Liebes Westfalen-Blatt. Was hat Euch die Atomlobby denn an Wundertaten in Euren tiefschwarzen Kaffee getan? Selten einen dämlicheren Kommentar zu dem heiklen Thema gelesen. Da überzieht Eure Leib- und Magenpartei von der Schwarzen Front das Land mehr und mehr mit Stasispitzelaktionen, spielt in der Bankenkrise den Wohltäter der Hütchenspieler, sperrt Eure Leyenhafte Superministerin Seiten statt sie löschen zu lassen und schürt Euer rollender Paranoiker die Angst vor angeblichem Terrorismus. Und Ihr haltet einem versifften abgewrackten Atommeiler mit einer unendlichen Serie von Störfällen und einem verantwortungslos agierenden schwedischen Staatskonzern namens Vattenfall die Stange? Aber was sind schon brennende Trasformatoren und ein einziger kleiner dummer defekter Brennstab angesichts eines zu erwartenden neoliberalen SchwarzGelb-Wahlkampfs ohne Hirn, Verstand, Konzept und bar jeder Vernunft.
Draußen im Speckgürtel rüsten sie für die “Steinhagener Reitertage” vom 16. – 19. Juli. Die weißen Zelte für die Partyzelte sind schon im wiesigen Morast abgeseklt, die Naturoxer hergerichtet und die Westfälischen Meisterschaften stehen in der Zeit auch an. Ob Meredith Michaels-Beerbaum kommt ist nicht bekannt. Isabel Werth soll sich bereits auf den Fußmarsch gemacht haben.
Der ROTE POLLUNDER tritt zurück. Er hat immer eine starke Lippe riskiert. Auch wenn seine Partei in Bayern weitgehend unbekannt ist, möchte ich ihn doch mit einer Karikatur zum Abschied in ehren.

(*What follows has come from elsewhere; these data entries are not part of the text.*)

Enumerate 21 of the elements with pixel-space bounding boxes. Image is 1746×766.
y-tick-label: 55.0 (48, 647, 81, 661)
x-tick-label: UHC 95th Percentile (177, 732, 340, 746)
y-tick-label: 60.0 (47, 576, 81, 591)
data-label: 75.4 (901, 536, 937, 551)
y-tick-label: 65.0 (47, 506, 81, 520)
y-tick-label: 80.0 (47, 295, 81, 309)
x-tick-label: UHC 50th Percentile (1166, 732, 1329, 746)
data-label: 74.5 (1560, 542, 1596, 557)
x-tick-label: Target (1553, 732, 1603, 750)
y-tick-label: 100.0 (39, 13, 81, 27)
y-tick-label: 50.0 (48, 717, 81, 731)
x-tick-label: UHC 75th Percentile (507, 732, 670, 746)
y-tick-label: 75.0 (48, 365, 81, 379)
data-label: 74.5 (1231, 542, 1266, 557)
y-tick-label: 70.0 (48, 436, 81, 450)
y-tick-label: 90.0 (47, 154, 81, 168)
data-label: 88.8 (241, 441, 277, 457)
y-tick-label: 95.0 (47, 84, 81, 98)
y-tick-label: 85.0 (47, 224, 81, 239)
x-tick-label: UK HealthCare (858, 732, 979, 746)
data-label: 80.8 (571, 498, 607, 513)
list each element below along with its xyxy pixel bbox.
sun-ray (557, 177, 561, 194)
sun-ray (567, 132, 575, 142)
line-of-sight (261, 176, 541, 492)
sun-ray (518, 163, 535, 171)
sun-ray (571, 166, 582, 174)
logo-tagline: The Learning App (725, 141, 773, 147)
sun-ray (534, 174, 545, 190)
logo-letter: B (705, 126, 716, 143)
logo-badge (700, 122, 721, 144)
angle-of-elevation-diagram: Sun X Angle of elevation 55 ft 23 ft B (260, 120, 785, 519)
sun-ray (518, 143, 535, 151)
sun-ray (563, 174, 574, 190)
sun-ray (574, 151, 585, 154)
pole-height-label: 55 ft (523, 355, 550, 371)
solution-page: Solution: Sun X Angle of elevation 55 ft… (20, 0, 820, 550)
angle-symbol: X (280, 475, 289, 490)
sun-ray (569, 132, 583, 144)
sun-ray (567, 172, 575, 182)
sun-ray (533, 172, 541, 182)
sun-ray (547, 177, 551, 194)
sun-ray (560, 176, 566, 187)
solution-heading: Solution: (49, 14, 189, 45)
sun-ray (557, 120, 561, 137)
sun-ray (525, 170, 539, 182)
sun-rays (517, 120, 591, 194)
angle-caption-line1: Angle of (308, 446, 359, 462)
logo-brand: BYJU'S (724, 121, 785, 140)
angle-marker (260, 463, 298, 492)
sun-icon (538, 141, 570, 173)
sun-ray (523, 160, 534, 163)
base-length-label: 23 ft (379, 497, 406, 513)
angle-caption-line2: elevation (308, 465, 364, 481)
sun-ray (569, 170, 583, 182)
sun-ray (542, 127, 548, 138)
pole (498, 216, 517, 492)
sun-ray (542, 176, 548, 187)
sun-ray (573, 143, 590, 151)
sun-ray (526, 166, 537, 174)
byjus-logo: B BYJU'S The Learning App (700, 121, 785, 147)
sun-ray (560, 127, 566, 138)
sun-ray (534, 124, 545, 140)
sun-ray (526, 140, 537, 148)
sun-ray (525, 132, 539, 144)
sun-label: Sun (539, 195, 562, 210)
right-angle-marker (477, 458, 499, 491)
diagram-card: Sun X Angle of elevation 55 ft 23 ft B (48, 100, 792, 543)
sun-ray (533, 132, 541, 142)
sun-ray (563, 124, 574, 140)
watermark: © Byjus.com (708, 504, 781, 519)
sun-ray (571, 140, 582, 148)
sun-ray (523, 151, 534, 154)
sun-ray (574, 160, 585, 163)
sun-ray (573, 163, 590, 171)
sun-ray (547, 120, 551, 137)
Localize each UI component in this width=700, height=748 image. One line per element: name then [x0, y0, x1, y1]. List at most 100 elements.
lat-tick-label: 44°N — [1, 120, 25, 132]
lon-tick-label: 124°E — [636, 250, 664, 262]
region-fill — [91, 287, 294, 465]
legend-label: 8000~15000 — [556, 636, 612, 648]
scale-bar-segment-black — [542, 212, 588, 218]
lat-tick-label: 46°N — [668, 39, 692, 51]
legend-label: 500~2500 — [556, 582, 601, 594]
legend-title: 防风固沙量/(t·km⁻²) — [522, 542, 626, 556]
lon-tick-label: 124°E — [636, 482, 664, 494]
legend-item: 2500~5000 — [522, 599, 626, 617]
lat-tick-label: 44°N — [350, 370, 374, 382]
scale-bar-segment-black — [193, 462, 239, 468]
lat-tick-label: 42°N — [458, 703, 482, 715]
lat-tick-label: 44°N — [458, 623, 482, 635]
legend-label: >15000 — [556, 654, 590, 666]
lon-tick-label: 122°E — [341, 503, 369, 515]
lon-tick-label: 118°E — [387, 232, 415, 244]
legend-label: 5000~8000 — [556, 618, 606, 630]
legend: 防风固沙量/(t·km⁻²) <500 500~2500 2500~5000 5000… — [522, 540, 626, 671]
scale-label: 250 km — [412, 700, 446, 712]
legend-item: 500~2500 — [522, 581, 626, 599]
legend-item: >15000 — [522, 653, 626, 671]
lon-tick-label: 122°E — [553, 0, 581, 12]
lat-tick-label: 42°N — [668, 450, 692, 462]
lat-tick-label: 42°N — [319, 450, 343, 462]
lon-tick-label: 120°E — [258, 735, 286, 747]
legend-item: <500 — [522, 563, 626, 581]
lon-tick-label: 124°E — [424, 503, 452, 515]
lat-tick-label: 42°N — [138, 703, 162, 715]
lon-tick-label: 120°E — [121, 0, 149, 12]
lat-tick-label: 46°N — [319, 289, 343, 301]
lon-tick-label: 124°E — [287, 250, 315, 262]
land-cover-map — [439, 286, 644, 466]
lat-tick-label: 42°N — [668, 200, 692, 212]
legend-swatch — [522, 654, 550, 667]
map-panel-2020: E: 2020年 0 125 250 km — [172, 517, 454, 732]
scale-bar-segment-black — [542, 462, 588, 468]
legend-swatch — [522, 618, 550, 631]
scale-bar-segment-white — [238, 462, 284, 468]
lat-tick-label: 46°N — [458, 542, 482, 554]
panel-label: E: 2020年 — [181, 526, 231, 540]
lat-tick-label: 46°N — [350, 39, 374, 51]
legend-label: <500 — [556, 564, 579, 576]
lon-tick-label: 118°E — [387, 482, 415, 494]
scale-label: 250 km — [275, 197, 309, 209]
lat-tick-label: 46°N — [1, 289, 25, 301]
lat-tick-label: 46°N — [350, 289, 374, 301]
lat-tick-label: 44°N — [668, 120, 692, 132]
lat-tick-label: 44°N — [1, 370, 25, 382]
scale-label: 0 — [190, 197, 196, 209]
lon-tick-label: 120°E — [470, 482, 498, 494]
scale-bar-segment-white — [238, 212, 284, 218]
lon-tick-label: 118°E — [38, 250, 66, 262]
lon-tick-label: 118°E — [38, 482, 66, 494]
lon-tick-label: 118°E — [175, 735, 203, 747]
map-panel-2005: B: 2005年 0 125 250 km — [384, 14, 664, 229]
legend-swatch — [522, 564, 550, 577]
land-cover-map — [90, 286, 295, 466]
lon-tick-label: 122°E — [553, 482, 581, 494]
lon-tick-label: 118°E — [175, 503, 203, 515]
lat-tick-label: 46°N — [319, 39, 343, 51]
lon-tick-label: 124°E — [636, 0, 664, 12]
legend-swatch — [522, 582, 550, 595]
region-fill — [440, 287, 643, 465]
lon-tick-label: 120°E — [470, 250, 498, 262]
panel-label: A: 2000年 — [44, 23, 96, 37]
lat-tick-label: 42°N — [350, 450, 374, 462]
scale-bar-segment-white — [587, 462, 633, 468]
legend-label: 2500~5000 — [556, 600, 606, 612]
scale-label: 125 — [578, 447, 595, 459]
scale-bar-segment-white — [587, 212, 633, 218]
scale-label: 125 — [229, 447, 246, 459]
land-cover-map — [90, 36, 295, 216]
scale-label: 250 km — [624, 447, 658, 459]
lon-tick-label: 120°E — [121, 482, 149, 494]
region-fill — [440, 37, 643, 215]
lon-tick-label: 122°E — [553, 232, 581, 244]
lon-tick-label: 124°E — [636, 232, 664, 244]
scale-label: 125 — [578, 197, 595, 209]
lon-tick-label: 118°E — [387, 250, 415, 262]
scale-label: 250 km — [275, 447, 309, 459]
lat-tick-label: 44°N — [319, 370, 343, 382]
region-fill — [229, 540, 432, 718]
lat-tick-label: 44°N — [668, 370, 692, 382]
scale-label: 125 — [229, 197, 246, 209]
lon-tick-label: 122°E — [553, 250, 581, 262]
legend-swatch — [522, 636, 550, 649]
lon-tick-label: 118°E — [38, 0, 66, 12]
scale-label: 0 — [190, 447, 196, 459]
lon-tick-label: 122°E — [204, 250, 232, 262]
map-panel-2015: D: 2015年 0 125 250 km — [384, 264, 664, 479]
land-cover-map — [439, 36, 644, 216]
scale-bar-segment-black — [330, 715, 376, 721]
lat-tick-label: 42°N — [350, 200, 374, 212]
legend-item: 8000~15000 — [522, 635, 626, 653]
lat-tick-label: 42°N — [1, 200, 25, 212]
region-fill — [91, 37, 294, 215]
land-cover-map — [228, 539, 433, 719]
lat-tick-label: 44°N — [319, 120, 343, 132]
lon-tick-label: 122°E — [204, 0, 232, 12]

Mit elektronischer Post erreichte uns folgende “finale news der Hammer Mühle unter Leitung der AUF GmbH”:
“Liebe Gäste!
Es hat uns allen viel Freude gemacht Euch unsere Art von Gastronomie näherzubringen,
aber am 31.07.2009 ist endgültig Schluß!
Das Team der Hammer Mühle
(und ehemalige)”
Ein dunkles Bier, auf den Schreck!
Gestern begann das bekannte Jazzwochenende. Petrus hatte ein Einsehen und drehte den Regen ab. Das kühle Wetter war ein guter Ausgleich zur heißen Musik.